Digestive Care Expert Brenda Watson

TAG | National Cancer Program

Last week I told you about a new report just released by the President’s Cancer Panel—a panel of experts created in 1971 to keep the president informed about the activities of the National Cancer Program. It’s a 200-page report that warns about the dangers of environmental pollution on the nation’s health and urges government to take a stronger position on the regulation of these chemicals in our environment.
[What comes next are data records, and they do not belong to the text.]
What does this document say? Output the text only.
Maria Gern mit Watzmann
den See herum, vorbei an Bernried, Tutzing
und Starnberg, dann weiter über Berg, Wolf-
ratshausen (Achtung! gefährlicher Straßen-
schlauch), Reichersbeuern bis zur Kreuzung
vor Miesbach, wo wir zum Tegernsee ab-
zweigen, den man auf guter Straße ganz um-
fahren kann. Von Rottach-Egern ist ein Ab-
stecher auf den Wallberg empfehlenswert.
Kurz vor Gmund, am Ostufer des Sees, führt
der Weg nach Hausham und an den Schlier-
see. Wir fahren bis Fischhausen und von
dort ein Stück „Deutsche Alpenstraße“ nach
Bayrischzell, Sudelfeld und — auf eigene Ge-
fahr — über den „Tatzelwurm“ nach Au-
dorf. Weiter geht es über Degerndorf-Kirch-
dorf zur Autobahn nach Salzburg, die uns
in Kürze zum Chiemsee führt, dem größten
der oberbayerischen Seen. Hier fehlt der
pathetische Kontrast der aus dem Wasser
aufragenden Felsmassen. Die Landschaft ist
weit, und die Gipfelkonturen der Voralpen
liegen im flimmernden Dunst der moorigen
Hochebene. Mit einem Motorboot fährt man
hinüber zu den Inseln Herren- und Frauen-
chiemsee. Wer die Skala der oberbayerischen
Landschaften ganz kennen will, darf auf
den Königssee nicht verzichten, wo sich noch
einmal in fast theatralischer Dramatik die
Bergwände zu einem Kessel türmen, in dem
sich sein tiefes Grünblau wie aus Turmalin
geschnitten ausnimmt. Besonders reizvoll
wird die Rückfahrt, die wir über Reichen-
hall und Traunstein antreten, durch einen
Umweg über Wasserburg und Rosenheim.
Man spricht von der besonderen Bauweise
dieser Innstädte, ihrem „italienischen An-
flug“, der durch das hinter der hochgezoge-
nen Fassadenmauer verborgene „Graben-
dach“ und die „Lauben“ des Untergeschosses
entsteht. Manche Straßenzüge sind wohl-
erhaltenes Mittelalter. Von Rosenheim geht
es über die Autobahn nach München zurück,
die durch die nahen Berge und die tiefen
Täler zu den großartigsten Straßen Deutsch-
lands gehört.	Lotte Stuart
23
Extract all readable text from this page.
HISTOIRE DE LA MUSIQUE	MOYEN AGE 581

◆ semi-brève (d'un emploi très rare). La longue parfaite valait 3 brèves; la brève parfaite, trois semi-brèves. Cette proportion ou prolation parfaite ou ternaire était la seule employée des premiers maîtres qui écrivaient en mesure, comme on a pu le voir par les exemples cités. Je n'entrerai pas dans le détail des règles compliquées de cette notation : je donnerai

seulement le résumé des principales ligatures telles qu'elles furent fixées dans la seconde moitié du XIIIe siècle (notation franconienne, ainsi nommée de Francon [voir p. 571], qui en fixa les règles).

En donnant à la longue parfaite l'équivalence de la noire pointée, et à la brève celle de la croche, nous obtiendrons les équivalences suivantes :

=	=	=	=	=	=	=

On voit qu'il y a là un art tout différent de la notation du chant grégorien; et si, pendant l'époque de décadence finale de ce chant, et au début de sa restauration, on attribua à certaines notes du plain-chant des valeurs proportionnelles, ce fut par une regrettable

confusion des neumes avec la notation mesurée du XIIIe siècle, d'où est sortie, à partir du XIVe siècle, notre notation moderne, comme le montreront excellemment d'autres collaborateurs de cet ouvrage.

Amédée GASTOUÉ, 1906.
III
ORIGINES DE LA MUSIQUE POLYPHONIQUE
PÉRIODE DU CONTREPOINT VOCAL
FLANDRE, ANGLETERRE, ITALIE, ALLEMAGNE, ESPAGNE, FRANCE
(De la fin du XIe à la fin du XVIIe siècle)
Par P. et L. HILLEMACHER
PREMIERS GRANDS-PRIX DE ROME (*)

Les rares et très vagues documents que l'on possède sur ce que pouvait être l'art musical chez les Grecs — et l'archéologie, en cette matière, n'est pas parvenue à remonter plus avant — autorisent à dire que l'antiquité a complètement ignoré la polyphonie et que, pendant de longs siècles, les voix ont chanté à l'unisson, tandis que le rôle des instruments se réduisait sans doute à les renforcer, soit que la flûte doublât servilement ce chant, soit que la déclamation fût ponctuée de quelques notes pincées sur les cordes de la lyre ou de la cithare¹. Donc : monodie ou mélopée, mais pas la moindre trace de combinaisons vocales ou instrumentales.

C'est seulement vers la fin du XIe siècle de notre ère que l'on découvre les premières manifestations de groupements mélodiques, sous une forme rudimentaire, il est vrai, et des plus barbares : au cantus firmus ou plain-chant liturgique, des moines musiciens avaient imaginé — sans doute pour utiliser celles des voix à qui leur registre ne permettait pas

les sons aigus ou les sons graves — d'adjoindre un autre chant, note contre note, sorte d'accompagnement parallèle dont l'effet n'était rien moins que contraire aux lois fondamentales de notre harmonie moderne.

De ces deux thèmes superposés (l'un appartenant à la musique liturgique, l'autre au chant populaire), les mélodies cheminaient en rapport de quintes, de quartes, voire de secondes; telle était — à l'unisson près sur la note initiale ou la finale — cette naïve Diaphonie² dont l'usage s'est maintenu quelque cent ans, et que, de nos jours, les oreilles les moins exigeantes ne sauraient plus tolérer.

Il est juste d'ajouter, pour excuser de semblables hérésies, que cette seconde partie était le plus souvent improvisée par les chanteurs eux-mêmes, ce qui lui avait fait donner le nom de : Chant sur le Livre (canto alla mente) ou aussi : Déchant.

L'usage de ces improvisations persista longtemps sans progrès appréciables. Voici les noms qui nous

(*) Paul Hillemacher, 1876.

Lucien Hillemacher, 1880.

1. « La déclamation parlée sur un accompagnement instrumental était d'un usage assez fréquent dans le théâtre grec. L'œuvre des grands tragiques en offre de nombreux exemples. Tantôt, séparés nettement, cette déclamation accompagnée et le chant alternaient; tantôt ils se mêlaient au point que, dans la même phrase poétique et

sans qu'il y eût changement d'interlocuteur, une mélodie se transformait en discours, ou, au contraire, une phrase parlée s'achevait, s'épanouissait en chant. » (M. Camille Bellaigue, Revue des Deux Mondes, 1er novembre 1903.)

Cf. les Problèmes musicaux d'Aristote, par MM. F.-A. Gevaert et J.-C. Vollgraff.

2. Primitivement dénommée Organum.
In an effort to determine the effects of environmental toxins on our health, the PCP report reviews the dangers of exposure to industrial chemicals that persist in the environment (like PCBs), as well as insecticides, herbicides and fertilizers; heavy metals such as mercury and arsenic; air pollution; tobacco smoke; contaminated drinking water (including pharmaceutical drug contamination); electromagnetic waves (think cell phones); UV radiation; and even military chemical exposure. What’s more, it gives recommendations to help reduce our exposure to these harmful toxins. Here are some of the highlights:

  • “Parents and child care providers should choose foods, house and garden products, play spaces, toys, medicines, and medical tests that will minimize children’s exposure to toxics. 
  • Both mothers and fathers should avoid exposure to endocrine-disrupting chemicals [such as BPA] and known or suspected carcinogens prior to a child’s conception and throughout pregnancy and early life, when the risk of damage is greatest. 
  • Family exposure to numerous occupational chemicals can be reduced by removing shoes before entering the home and washing work clothes separately from other family laundry.
  • Filtering home tap or well water can decrease exposure to numerous known or suspected carcinogens and endocrine-disrupting chemicals.  Unless the home water source is known to be contaminated, it is better to use filtered tap water instead of commercially bottled water. 
  • Storing and carrying water in stainless steel, glass, or BPA-free and phthalate-free containers will reduce exposure to endocrine-disrupting and other chemicals that may leach into water from plastics. Similarly, microwaving in ceramic or glass instead of plastic containers will reduce exposure to endocrine-disrupting chemicals that may leach into food when containers are heated. 
  • Exposure to pesticides can be decreased by choosing food grown without pesticides or chemical fertilizers and washing conventionally grown produce to remove residues.
  • Exposure to antibiotics, growth hormones and toxic runoff from livestock feed lots can be minimized by eating free-range meat.
  • Avoiding or minimizing consumption of processed, charred, and well-done meats will reduce exposure to carcinogens.
  • Individuals can choose products made with non-toxic substances or environmentally safe chemicals.
  • Reducing or ceasing landscaping pesticide and fertilizer use will keep these chemicals from contaminating drinking water supplies.” 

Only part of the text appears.